Variable definitions

Both variables types are defined the same way, in a separate yaml file. A standard single variable definition looks like this:

TOTAL_DEPTH:  # <- YAML root key
  code: total_depth
  description: Total depth of measurement
  map_from:
  - total_snow_depth
  - hs
  match_on_code: true
  auto_remap: true
  • code: The string that will be used to reference this variable within the insitupy code

  • description: A description of the variable

  • map_from: A list of strings that will be used to match the entry as primary or metadata variables

  • match_on_code: If true, the variable will be matched if the code values is found

    in the data, not just the map_from values

  • auto_remap: If true, the variable will be remapped to the code value

Overriding variables

One can override a variable by defining the same code as in the default supplied files within insitupy. The user definition always has precedence over the internal ones.

Example

I want to read in a file that looks like this:

# Location,East River
# Date/Local Standard Time,2020-04-27T08:45
# Latitude,38.92524
# Longitude,-106.97112
# Flags,random flag
# Top (cm),Bottom (cm),Density (kg/m3)
95.0,85.0,401.0
85.0,75.0,449.0
75.0,65.0,472.0

Parsing data

The metadata, variable and data parsers are configured with a lot of defaults for working with SnowEx data within insitupy, so the simple approach is

from insitupy.campaigns.snowex import SnowExProfileData
my_data = SnowExProfileDataCollection.from_csv(
    "./some_data.csv",
    # Don't fail when there are unknown variables in the header
    allow_map_failure=True
)
# Inspect the data
print(my_data.profiles[0].df)
# Look at the parsed metadata
print(my_data.profiles[0].metadata)

Defining your own variables

If you want to try your hand at defining variables yourself, you can do as follows.
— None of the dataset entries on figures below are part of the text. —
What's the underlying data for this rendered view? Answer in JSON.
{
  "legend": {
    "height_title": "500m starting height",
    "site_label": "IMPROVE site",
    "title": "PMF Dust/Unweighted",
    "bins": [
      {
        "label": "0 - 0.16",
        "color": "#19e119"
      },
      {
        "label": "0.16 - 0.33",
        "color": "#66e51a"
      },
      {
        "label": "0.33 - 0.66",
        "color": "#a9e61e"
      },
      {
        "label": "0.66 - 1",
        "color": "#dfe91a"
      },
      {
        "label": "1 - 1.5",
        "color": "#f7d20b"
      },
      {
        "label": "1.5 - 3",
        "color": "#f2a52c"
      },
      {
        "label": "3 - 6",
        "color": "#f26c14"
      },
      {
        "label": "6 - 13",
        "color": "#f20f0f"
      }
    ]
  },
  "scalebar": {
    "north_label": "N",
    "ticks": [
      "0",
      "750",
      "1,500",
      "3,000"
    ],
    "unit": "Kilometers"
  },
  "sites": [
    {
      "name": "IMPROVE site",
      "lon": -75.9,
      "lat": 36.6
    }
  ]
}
A user custom metadata YAML file:

LATITUDE:
  auto_remap: true
  code: latitude
  description: Latitude
  map_from:
  - lat
  - latitude
  match_on_code: true
LONGITUDE:
  auto_remap: true
  code: longitude
  description: Longitude
  map_from:
  - long
  - lon
  - longitude
DATETIME:
  auto_remap: true
  code: datetime
  description: Combined date and time
  map_from:
  - Date/Local Standard Time
  - date/local_standard_time
  - datetime
  - "date&time"
  - date/time
  - date/local_time
  match_on_code: true
SITE_NAME:
  auto_remap: true
  code: site_name
  description: Name of campaign site
  map_from:
      - location
  match_on_code: true

and a separate primary variable YAML file:

BOTTOM_DEPTH:
  auto_remap: true
  code: bottom_depth
  description: Lower edge of measurement
  map_from:
  - bottom
  - bottom_depth
  match_on_code: true
DENSITY:
  auto_remap: true
  code: density
  description: measured snow density
  map_from:
  - density
  - density_mean
  match_on_code: true
DEPTH:
  auto_remap: true
  code: depth
  description: top or center depth of measurement
  map_from:
  - depth
  - top
  match_on_code: true
LAYER_THICKNESS:
  auto_remap: true
  code: layer_thickness
  description: thickness of layer
  map_from: null
  match_on_code: true

Save the two files to your local hard drive. They will be used as arguments in Python code with the next step.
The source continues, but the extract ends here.